CCG chair and health and wellbeing board co-chair Dr Joe McGilligan argues that Health and Social Care Act wasn’t just a “rearranging of the deck chairs” but a chance to make a concrete difference to patient care. 

CCG chair and health and wellbeing board co-chair Dr Joe McGilligan argues that Health and Social Care Act wasn’t just a “rearranging of the deck chairs” but a chance to make a concrete difference to patient care. 
A year in and what would Einstein make of the changes in the NHS? Would it prove his theory that insanity is doing the same thing over and over while expecting a different outcome? The healthcare system overhaul so big you could see it from space has come in with barely a whimper. Patients still get seen and treated, hospitals on the whole survived the annual winter, (why we have to have new plans every year is beyond me) and CCGs have received an eight out of ten by the retiring NHS boss.
The biggest change has been the realisation that we can no longer keep doing the same thing. The country is in £1,200,000,000,000 of debt, which is growing by £5,000 a second. Doing nothing is not an option and the fiscal cliff for health is 2015 when the cash goes flat. Health has always enjoyed a 4.8% real terms growth since 1948, and that stops. We have been getting warnings since 2008 that we needed to develop plans to cope.
There has always been the ability for health and social care to work together but it has taken a change in the law in 2012 to legally ensure we do. All around the country there are health and wellbeing boards set up and functioning in a variety of ways. One thing is clear there is only one public pound, be that health social care or county council and it can only be spent once!   The Better Care Fund is the first test of that partnership. The HWBs are boards of commissioners not a commissioning board and it is where we all have sight of each other’s plans and co-design and co-commission for the best outcomes for our residents/patients. 
There is a fear that councils will use the money to fill their funding holes or worse their potholes!

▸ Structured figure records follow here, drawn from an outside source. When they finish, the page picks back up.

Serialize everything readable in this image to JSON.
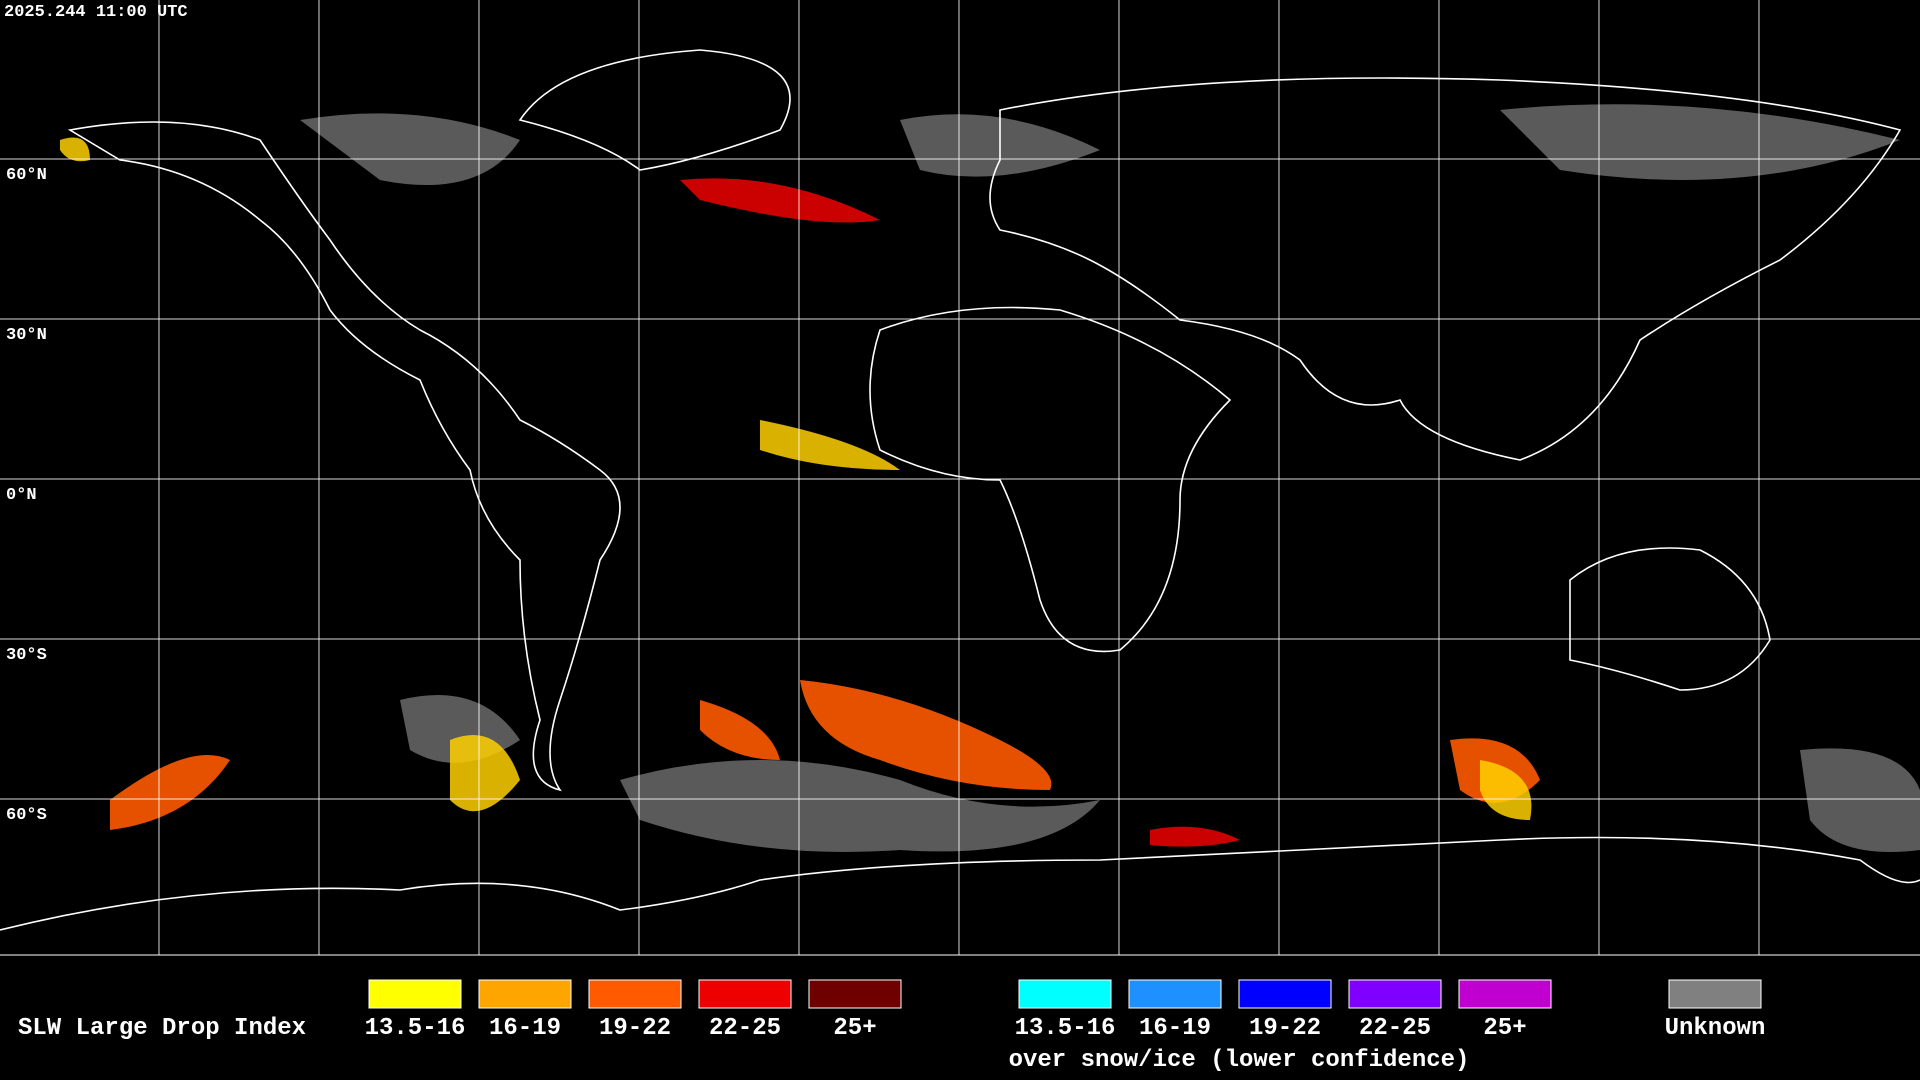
{
  "header": {
    "timestamp": "2025.244 11:00 UTC"
  },
  "map": {
    "lat_labels": [
      "60°N",
      "30°N",
      "0°N",
      "30°S",
      "60°S"
    ]
  },
  "legend": {
    "title": "SLW Large Drop Index",
    "normal": [
      {
        "label": "13.5-16",
        "color": "#ffff00"
      },
      {
        "label": "16-19",
        "color": "#ffa500"
      },
      {
        "label": "19-22",
        "color": "#ff5a00"
      },
      {
        "label": "22-25",
        "color": "#ee0000"
      },
      {
        "label": "25+",
        "color": "#6e0000"
      }
    ],
    "snow_ice": [
      {
        "label": "13.5-16",
        "color": "#00ffff"
      },
      {
        "label": "16-19",
        "color": "#1e90ff"
      },
      {
        "label": "19-22",
        "color": "#0000ff"
      },
      {
        "label": "22-25",
        "color": "#8000ff"
      },
      {
        "label": "25+",
        "color": "#c000d0"
      }
    ],
    "snow_ice_caption": "over snow/ice (lower confidence)",
    "unknown": {
      "label": "Unknown",
      "color": "#808080"
    }
  }
}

This will never happen if the relationships are right and there is the shared understanding of how we can improve population health and wellbeing. By focusing on the determinants of health such as housing, education and behaviour rather than just health we can crack the prevention agenda.
The problem has always been that organisations compete whereas individuals collaborate. Everyone wants to look good so we need to agree what we measure and have one version of the truth agreed by all. There are going to be really tough decisions that will need everyone’s buy in to make the changes needed. We need to bottom out the funding formula where the whole NHS is in surplus but many areas are chronically overspending. And the medieval pendulum arbitration to resolve issues must be addressed and “pilotitis” –  the virus that kills innovation in the NHS – must stop so that we can implement what has been proven to work.

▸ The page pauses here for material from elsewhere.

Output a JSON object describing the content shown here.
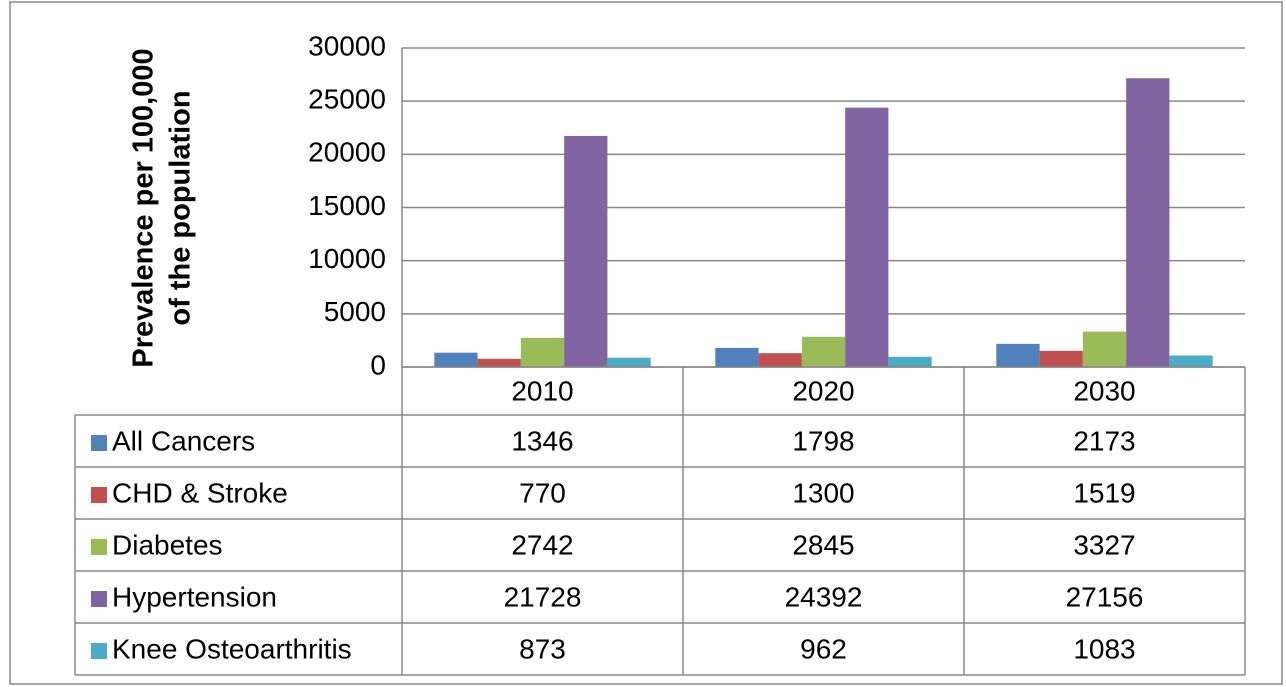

Next year will be pivotal to the NHS, where we can get joined-up thinking between Monitor and the Trust Development Authority and NHS England about the reconfiguration of the services required for the sustainable future. 

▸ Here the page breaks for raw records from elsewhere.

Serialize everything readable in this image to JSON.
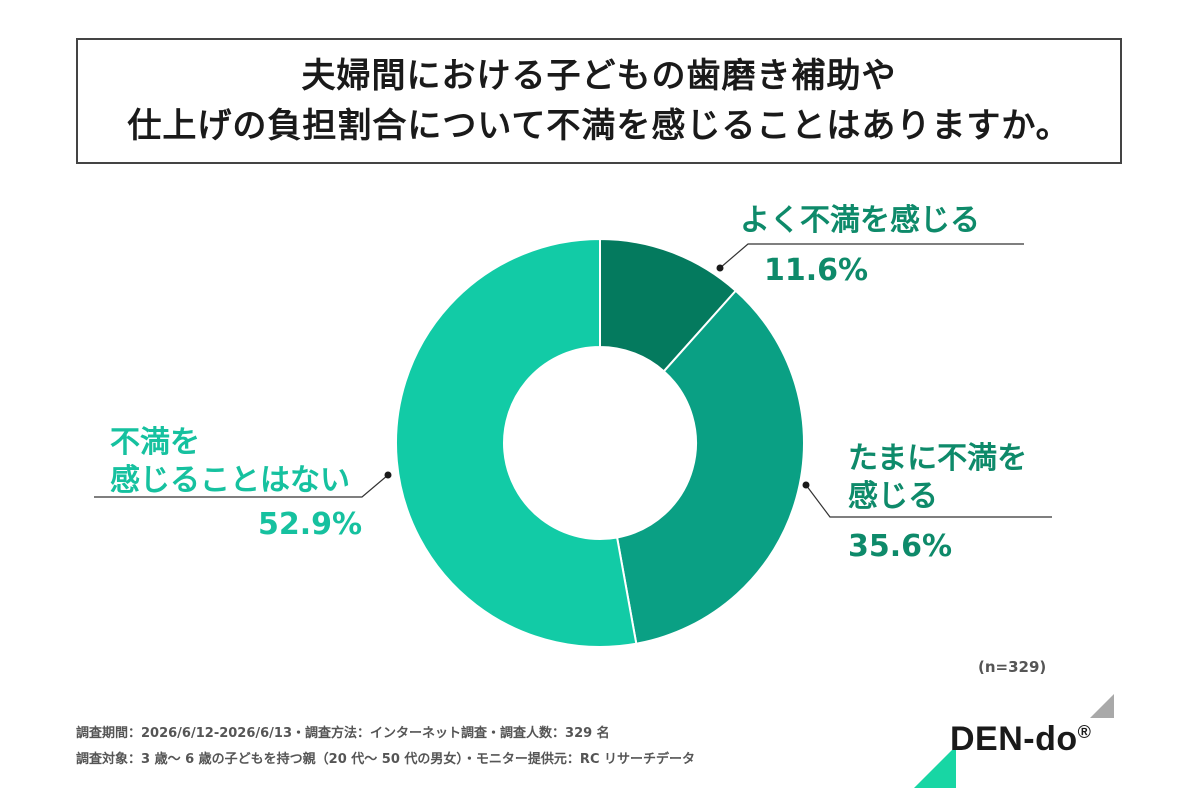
{
  "title": {
    "line1": "夫婦間における子どもの歯磨き補助や",
    "line2": "仕上げの負担割合について不満を感じることはありますか。"
  },
  "chart_data": {
    "type": "pie",
    "donut": true,
    "slices": [
      {
        "label": "よく不満を感じる",
        "label_lines": [
          "よく不満を感じる"
        ],
        "value": 11.6,
        "display": "11.6%",
        "color": "#047a5e",
        "text_color": "#0e8a6a"
      },
      {
        "label": "たまに不満を感じる",
        "label_lines": [
          "たまに不満を",
          "感じる"
        ],
        "value": 35.6,
        "display": "35.6%",
        "color": "#0aa084",
        "text_color": "#0e8a6a"
      },
      {
        "label": "不満を感じることはない",
        "label_lines": [
          "不満を",
          "感じることはない"
        ],
        "value": 52.9,
        "display": "52.9%",
        "color": "#12cba6",
        "text_color": "#16c19f"
      }
    ],
    "sample_note": "(n=329)"
  },
  "footer": {
    "line1": "調査期間：2026/6/12-2026/6/13・調査方法：インターネット調査・調査人数：329 名",
    "line2": "調査対象：3 歳〜 6 歳の子どもを持つ親（20 代〜 50 代の男女）・モニター提供元：RC リサーチデータ"
  },
  "logo": {
    "text": "DEN-do",
    "mark": "®"
  }
}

The delivery of medicine needs to be modernised and we should accept that there is no one business model that fits the entire NHS. It is no longer about bricks and mortar but about care and where it should be delivered. Professional and organisational boundaries need to overlap and have a single focus. Everyone has a bed and it is at home – we need to build a care system backed up by health to deliver the best health and wellbeing for our population. 
There had been the feeling of yet another rearranging of the deck chairs in the creation of CCGs and HWbs, but I believe that as a local health economy we are at a fundamental turning point where the demand exceeds the funding. 
The survival of all organisations is predicated on getting the inefficiencies out and reducing the duplication of work. We must find better ways and it is incumbent on every clinician to know their personal responsibilities in the system to ensure patient safety and best outcomes.